The hidden subsidy is in states which have general sales taxes, but don’t apply them to gasoline. Thus, in Minnesota, I pay a sales tax on prepared food, but not gasoline (or clothing, or random other things). Thus relatively, spending is encouraged in those untaxed areas, which are 6.875% less taxed than other goods. This lack of a tax is not a subsidy in a state which doesn’t tax sales, and instead taxes income or property. But where sales are taxed, but gasoline is exempted, other goods are implicitly taxed more so gasoline can be explicitly taxed less. Note this is not universal across the US.

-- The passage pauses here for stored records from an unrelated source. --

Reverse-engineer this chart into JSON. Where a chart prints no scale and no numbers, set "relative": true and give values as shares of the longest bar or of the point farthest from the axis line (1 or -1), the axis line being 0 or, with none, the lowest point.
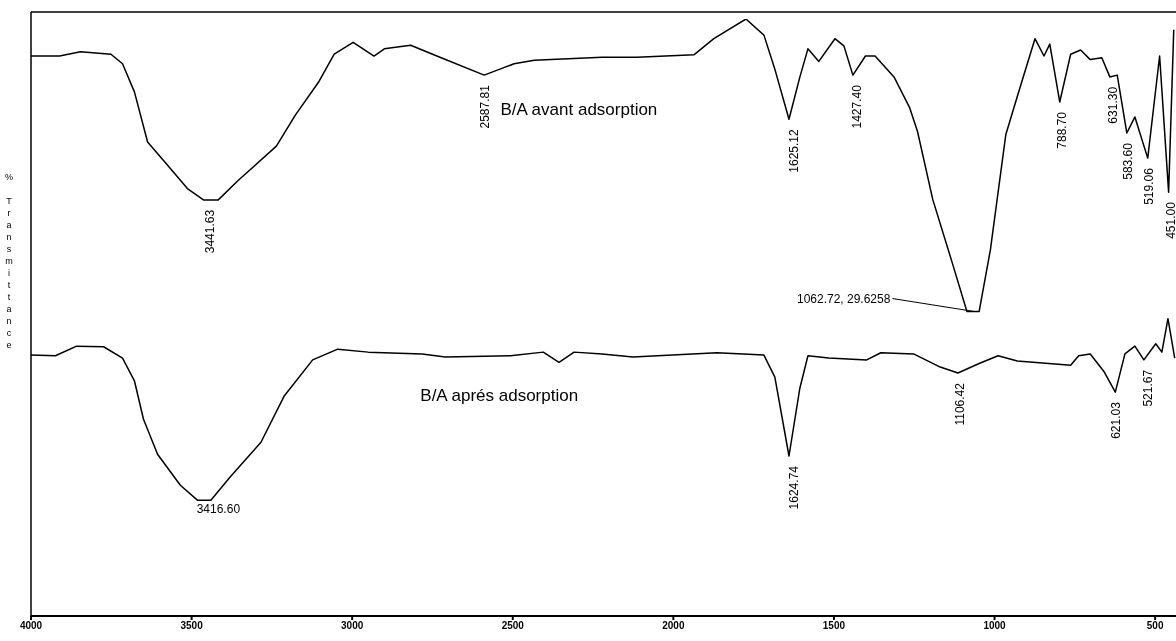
{
  "chart_data": {
    "type": "line",
    "relative": true,
    "ylabel": "% Transmittance",
    "xlim": [
      4000,
      435
    ],
    "xticks": [
      4000,
      3500,
      3000,
      2500,
      2000,
      1500,
      1000,
      500
    ],
    "series": [
      {
        "name": "B/A avant adsorption",
        "color": "#000000",
        "x": [
          4000,
          3911,
          3846,
          3751,
          3715,
          3678,
          3637,
          3584,
          3513,
          3463,
          3417,
          3356,
          3236,
          3177,
          3105,
          3056,
          2997,
          2932,
          2900,
          2818,
          2723,
          2589,
          2496,
          2433,
          2222,
          2113,
          1936,
          1874,
          1774,
          1718,
          1684,
          1640,
          1606,
          1581,
          1547,
          1497,
          1469,
          1441,
          1402,
          1372,
          1313,
          1264,
          1240,
          1192,
          1133,
          1086,
          1048,
          1013,
          965,
          918,
          874,
          846,
          828,
          797,
          763,
          732,
          702,
          666,
          641,
          618,
          588,
          563,
          523,
          486,
          458,
          442
        ],
        "values": [
          0.938,
          0.938,
          0.945,
          0.941,
          0.925,
          0.878,
          0.794,
          0.761,
          0.716,
          0.697,
          0.697,
          0.729,
          0.787,
          0.839,
          0.894,
          0.941,
          0.961,
          0.938,
          0.95,
          0.956,
          0.935,
          0.906,
          0.925,
          0.931,
          0.936,
          0.936,
          0.94,
          0.967,
          1,
          0.973,
          0.916,
          0.832,
          0.903,
          0.95,
          0.929,
          0.967,
          0.955,
          0.906,
          0.938,
          0.938,
          0.903,
          0.851,
          0.812,
          0.697,
          0.594,
          0.51,
          0.51,
          0.613,
          0.806,
          0.89,
          0.967,
          0.938,
          0.958,
          0.861,
          0.941,
          0.948,
          0.932,
          0.935,
          0.903,
          0.906,
          0.809,
          0.836,
          0.767,
          0.938,
          0.71,
          0.982
        ]
      },
      {
        "name": "B/A aprés adsorption",
        "color": "#000000",
        "x": [
          4000,
          3924,
          3858,
          3774,
          3715,
          3678,
          3650,
          3606,
          3535,
          3482,
          3440,
          3380,
          3284,
          3211,
          3123,
          3045,
          2950,
          2782,
          2710,
          2507,
          2405,
          2356,
          2309,
          2222,
          2126,
          1864,
          1718,
          1684,
          1640,
          1606,
          1581,
          1516,
          1398,
          1354,
          1252,
          1169,
          1114,
          1048,
          989,
          929,
          763,
          738,
          702,
          660,
          624,
          594,
          563,
          535,
          498,
          479,
          460,
          439
        ],
        "values": [
          0.437,
          0.436,
          0.452,
          0.451,
          0.432,
          0.394,
          0.33,
          0.271,
          0.219,
          0.194,
          0.194,
          0.233,
          0.291,
          0.369,
          0.429,
          0.447,
          0.442,
          0.439,
          0.434,
          0.436,
          0.442,
          0.425,
          0.442,
          0.439,
          0.434,
          0.441,
          0.437,
          0.4,
          0.268,
          0.382,
          0.436,
          0.432,
          0.429,
          0.441,
          0.439,
          0.417,
          0.407,
          0.423,
          0.436,
          0.427,
          0.42,
          0.436,
          0.439,
          0.41,
          0.375,
          0.439,
          0.452,
          0.429,
          0.456,
          0.442,
          0.498,
          0.432
        ]
      }
    ],
    "annotations": [
      {
        "text": "3441.63",
        "x": 3441.63,
        "y": 0.697
      },
      {
        "text": "2587.81",
        "x": 2587.81,
        "y": 0.906
      },
      {
        "text": "1625.12",
        "x": 1625.12,
        "y": 0.832
      },
      {
        "text": "1427.40",
        "x": 1427.4,
        "y": 0.906
      },
      {
        "text": "788.70",
        "x": 788.7,
        "y": 0.861
      },
      {
        "text": "631.30",
        "x": 631.3,
        "y": 0.903
      },
      {
        "text": "583.60",
        "x": 583.6,
        "y": 0.809
      },
      {
        "text": "519.06",
        "x": 519.06,
        "y": 0.767
      },
      {
        "text": "451.00",
        "x": 451,
        "y": 0.71
      },
      {
        "text": "1062.72, 29.6258",
        "x": 1062.72,
        "y": 0.51
      },
      {
        "text": "3416.60",
        "x": 3416.6,
        "y": 0.209
      },
      {
        "text": "1624.74",
        "x": 1624.74,
        "y": 0.268
      },
      {
        "text": "1106.42",
        "x": 1106.42,
        "y": 0.407
      },
      {
        "text": "621.03",
        "x": 621.03,
        "y": 0.375
      },
      {
        "text": "521.67",
        "x": 521.67,
        "y": 0.429
      }
    ]
  }
}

In California, there has long been both a sales and use tax. However the value of the sales tax on gasoline is now lower the sales tax on general goods, though for many years it was close or the same. There is argument about the fact that the sales tax is levied on both the gasoline and the user fee associated with the gasoline. In short, the general principal is that gasoline cannot be simultaneously be taxed with the funds dedicated to highways (thus acting as a user fee) and exempted from sales taxes without there being a subsidy that at least partially offsets the user fee. At a $3.00/gallon price of gas, a 6.875% tax raises $0.20625 per gallon. To compare, the state gas tax is $0.286 per gallon. Thus, in Minnesota the net state user fee is only about $0.08 per gallon, not the $0.286 per gallon widely advertised. The federal gas tax is $0.184 per gallon. This is more truly a user fee. Also since there is no federal sales tax, gasoline is not disproportionately favored. The tax in Minnesota is higher in some localities to pay for other things. We could similarly look at the motor vehicle sales tax (MVST), which is dedicated to transportation in Minnesota. It is 6.5%. Nothing wrong with dedicating the funds, but as a result, they cannot be counted as user fees, since sales tax revenue would otherwise go to general revenue. Based on this document, since 2011, 60% of the MVST goes to the Highway User Tax Distribution Fund, and 40% goes to the Transit Fund.

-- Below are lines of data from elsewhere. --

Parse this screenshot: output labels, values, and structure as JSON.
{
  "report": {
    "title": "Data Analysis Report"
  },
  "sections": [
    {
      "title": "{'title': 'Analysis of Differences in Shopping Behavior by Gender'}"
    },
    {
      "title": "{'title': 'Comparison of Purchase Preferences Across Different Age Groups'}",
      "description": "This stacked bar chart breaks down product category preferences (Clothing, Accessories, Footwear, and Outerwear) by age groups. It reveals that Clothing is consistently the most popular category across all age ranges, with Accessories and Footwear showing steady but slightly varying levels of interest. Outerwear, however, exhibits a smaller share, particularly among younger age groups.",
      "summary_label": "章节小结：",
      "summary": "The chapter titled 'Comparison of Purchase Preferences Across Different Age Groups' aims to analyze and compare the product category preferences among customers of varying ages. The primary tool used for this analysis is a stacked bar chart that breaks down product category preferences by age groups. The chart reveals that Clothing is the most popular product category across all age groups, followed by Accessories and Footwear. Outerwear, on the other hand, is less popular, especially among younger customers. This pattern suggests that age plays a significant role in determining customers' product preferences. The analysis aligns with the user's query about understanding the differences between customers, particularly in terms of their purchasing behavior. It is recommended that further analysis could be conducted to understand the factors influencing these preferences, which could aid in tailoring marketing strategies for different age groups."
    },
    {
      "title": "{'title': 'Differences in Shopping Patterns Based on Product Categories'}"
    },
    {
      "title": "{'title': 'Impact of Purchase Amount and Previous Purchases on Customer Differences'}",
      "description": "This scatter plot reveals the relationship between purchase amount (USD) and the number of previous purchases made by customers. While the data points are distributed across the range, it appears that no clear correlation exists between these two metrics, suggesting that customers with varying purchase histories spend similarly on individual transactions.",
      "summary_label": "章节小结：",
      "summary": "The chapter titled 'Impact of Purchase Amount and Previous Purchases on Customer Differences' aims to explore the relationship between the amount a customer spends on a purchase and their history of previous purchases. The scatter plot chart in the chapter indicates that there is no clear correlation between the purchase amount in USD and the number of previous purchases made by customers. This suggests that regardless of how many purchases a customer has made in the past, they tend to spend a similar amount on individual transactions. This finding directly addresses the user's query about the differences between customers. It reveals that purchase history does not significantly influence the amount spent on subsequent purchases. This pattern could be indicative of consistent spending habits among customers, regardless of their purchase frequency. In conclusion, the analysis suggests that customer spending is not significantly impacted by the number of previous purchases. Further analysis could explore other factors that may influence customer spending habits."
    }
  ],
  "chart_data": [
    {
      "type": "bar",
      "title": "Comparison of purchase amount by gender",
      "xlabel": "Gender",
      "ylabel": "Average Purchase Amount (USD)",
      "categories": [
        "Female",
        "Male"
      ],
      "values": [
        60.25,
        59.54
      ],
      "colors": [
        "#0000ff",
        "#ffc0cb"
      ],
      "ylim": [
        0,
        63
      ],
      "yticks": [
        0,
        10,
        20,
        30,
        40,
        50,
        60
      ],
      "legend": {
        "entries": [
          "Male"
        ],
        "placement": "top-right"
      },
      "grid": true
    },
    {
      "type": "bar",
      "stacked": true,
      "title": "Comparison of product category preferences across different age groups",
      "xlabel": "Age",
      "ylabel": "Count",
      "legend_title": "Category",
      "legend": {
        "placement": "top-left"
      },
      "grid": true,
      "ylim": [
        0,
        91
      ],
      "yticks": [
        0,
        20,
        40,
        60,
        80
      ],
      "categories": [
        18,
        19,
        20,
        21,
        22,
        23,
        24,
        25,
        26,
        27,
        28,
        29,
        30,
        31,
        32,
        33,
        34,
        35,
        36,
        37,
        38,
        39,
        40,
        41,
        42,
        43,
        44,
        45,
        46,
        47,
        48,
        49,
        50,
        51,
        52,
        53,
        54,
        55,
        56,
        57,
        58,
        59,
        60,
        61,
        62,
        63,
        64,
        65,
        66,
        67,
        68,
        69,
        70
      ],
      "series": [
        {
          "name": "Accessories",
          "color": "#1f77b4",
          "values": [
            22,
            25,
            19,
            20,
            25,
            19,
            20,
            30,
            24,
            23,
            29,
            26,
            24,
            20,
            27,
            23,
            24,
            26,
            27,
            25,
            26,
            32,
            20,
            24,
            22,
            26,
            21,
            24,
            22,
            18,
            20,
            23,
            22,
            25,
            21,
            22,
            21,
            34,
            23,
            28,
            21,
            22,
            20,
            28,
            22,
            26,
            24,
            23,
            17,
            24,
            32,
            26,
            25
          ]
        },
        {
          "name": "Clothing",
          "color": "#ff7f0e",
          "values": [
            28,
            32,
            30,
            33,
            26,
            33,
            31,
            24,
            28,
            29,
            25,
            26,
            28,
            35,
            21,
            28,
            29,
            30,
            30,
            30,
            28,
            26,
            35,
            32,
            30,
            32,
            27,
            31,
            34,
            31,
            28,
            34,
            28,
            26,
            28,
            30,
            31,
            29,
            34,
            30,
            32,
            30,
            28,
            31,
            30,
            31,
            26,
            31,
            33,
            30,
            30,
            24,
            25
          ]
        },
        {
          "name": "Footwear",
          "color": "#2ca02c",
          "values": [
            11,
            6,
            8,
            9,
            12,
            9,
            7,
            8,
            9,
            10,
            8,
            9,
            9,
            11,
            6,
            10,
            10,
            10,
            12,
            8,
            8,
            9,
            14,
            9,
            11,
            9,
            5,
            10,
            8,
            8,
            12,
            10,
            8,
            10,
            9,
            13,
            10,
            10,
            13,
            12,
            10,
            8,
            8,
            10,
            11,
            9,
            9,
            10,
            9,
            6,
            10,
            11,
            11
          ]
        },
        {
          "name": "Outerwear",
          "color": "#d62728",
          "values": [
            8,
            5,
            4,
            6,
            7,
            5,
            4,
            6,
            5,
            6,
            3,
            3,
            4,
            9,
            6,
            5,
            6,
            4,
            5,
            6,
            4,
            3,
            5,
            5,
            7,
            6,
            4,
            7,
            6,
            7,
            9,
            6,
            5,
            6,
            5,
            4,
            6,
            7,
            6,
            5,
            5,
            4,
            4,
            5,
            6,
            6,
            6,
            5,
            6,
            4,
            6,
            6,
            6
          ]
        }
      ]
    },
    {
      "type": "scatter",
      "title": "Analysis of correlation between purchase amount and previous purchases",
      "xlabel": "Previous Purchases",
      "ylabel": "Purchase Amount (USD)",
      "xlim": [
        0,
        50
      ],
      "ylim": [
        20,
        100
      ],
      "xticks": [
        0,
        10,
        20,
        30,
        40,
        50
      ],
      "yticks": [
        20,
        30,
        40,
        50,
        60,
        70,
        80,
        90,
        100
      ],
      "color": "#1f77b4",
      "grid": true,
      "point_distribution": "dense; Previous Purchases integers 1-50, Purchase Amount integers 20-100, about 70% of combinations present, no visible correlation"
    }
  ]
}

The general sales tax should apply to all goods equally to minimize distortions. Better, a value added tax should be used. Special taxes on beneficiaries should be used where they can be, but not in lieu of general taxes. There is sufficient economic capacity in the highway system for users to pay for the whole thing (the evidence being how much people have paid for gasoline per gallon in the past here, and how much they pay in other countries), it’s a shame we don’t take advantage of that. After paying for roads, and their externalities, and their share of the general tax burden, road users will be paying about their fair share. Taxes are needlessly complicated by special interests in the United States. This allows all sorts-of hidden subsidies. Let’s expose them to the sunlight, and then make objective decisions about whether we should lower the general sales tax on all other goods, and impose that tax rate on fuel.
Updated: Ben Ross made a similar point in Maryland transportation “lockbox” has a big hole.